3.3 Centralized Control and Automated Operations
The Asterfusion AIDC Controller is designed for large-scale data center networks. It provides unified device management and operational capabilities. Through centralized control and an observability framework, it improves operational efficiency and reduces the complexity of manual operations.
3.3.1 Centralized Device Management
As shown in Figure 3-9, the controller provides unified onboarding and management for all switches in the network, along with batch-oriented and automated device management capabilities, including:
- Batch configuration deployment and modification
- Unified configuration file management (view, import, export)
- Remote command execution and automated script delivery
- Device maintenance operations (reboot, upgrade, etc.)
Through centralized management, the system eliminates inefficiencies and configuration inconsistencies caused by per-device operations, enabling unified, network-wide operational management.
3.3.2 Network Observability Capabilities
As shown in Figures 3-10 to 3-15, the controller collects and analyzes device operational status and network traffic in a unified manner, and presents the overall network state through visualization.
- Device status visualization
Includes metrics such as CPU utilization, memory usage, interface status, and hardware information. A comprehensive health score is used to provide a global view of device conditions. - Service status monitoring
Provides detailed status information for critical services, enabling rapid fault detection and troubleshooting. - Traffic and queue monitoring
Supports visibility into interface traffic, queue buffer utilization, and RoCE-related statistical metrics.
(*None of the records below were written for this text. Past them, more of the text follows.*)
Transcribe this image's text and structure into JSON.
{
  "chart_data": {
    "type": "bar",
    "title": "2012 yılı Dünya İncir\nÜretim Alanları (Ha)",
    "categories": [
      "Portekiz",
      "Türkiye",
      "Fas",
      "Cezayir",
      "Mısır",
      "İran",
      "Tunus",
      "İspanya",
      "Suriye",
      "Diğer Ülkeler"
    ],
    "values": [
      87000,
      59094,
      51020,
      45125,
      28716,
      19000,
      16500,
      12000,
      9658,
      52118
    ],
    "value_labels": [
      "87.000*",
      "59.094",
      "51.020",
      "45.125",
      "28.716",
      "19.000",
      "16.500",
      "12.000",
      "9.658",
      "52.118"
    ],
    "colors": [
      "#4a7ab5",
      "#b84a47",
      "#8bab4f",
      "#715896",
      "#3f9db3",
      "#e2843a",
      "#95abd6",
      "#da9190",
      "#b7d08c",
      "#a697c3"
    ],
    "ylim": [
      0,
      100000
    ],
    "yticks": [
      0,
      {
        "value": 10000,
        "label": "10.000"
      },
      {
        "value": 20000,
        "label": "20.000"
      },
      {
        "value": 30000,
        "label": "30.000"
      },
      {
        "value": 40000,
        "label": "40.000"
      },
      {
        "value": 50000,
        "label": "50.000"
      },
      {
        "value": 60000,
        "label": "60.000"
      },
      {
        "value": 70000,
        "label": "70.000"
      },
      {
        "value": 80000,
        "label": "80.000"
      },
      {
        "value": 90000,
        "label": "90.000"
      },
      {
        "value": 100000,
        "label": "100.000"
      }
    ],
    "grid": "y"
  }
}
This helps administrators understand network load and traffic trends over time.
3.3.3 Operational Assurance: Real-Time Alerts and Intelligent Inspection
As shown in Figures 3-16 to 3-19, the controller provides alerting and inspection mechanisms based on monitoring data, improving network stability and maintainability.
- Alerting mechanism
Supports customizable alert thresholds and notification policies. It enables real-time monitoring and alerting for device status, resource utilization, and hardware health conditions. - Inspection capability
Supports on-demand one-click inspection and scheduled periodic inspections. The system automatically checks key device metrics, including CPU, memory, process status, and logs, and generates inspection reports.
Through integrated alerting and inspection mechanisms, the controller helps administrators identify potential issues in a timely manner and take corrective actions.
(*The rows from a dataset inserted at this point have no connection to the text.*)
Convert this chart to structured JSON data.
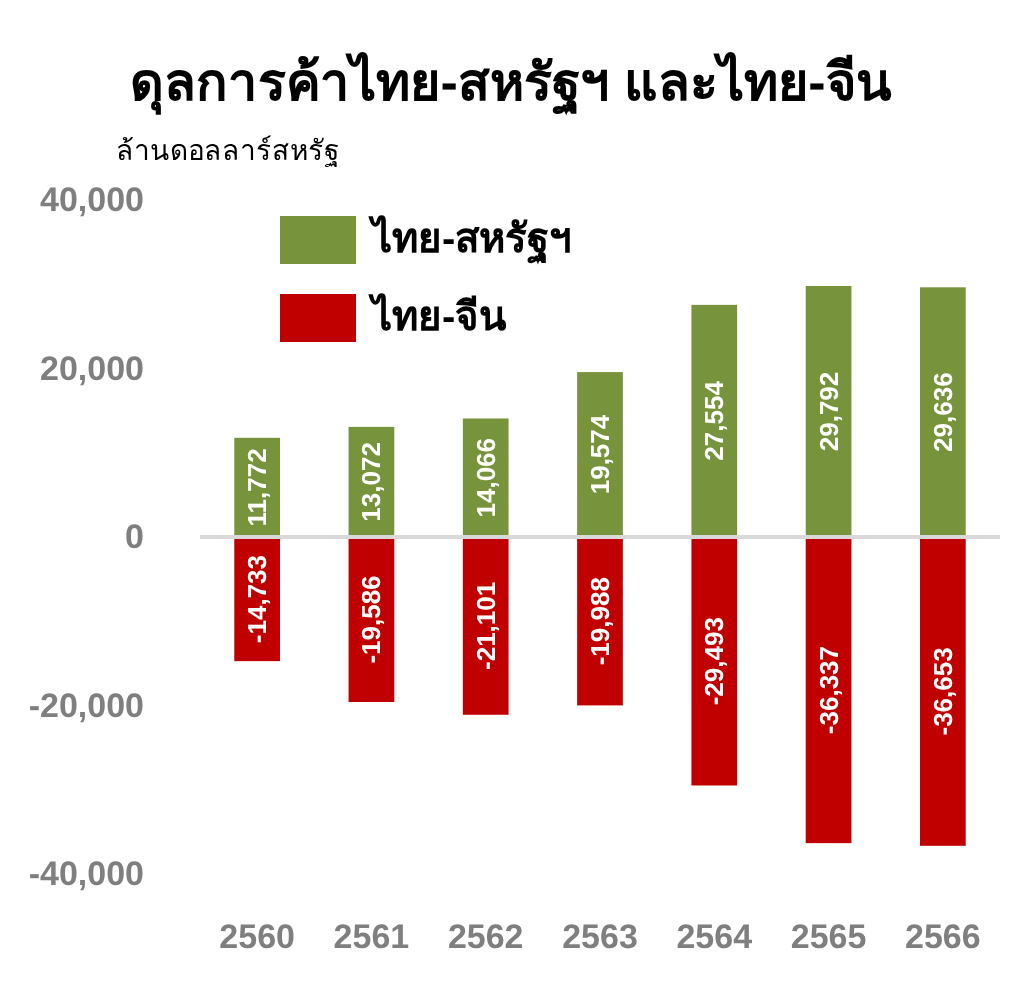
{
  "chart_data": {
    "type": "bar",
    "title": "ดุลการค้าไทย-สหรัฐฯ และไทย-จีน",
    "ylabel": "ล้านดอลลาร์สหรัฐ",
    "categories": [
      "2560",
      "2561",
      "2562",
      "2563",
      "2564",
      "2565",
      "2566"
    ],
    "series": [
      {
        "name": "ไทย-สหรัฐฯ",
        "color": "#77933c",
        "values": [
          11772,
          13072,
          14066,
          19574,
          27554,
          29792,
          29636
        ],
        "value_labels": [
          "11,772",
          "13,072",
          "14,066",
          "19,574",
          "27,554",
          "29,792",
          "29,636"
        ]
      },
      {
        "name": "ไทย-จีน",
        "color": "#c00000",
        "values": [
          -14733,
          -19586,
          -21101,
          -19988,
          -29493,
          -36337,
          -36653
        ],
        "value_labels": [
          "-14,733",
          "-19,586",
          "-21,101",
          "-19,988",
          "-29,493",
          "-36,337",
          "-36,653"
        ]
      }
    ],
    "stacked": true,
    "ylim": [
      -40000,
      40000
    ],
    "yticks": [
      {
        "value": -40000,
        "label": "-40,000"
      },
      {
        "value": -20000,
        "label": "-20,000"
      },
      0,
      {
        "value": 20000,
        "label": "20,000"
      },
      {
        "value": 40000,
        "label": "40,000"
      }
    ],
    "legend": "top left"
  }
}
3.3.4 Multi-Tenant Organization and Access Control
As shown in Figures 3-20 and 3-21, the controller supports a multi-tenant organizational structure. Devices and resources can be hierarchically managed based on regions, departments, or business units, enabling fine-grained segmentation of devices and access permissions.
Through a hierarchical role-based access control (RBAC) mechanism, different administrators are restricted to operations within their respective permission domains, meeting the operational requirements of large-scale organizational environments.
3.4 System Migration and Configuration Reuse
As shown in Figure 3-22, the Asterfusion AIDC Controller supports full export and import of system configurations, enabling fast migration between controllers and reuse of existing configurations.
When deploying a new controller or performing system migration, administrators can export the current controller configuration with a single operation and import it into the target controller. This enables rapid restoration of the network management environment and reduces repetitive configuration work.
This capability is applicable to scenarios such as system scaling, migration deployment, and disaster recovery. It improves deployment efficiency and increases operational flexibility.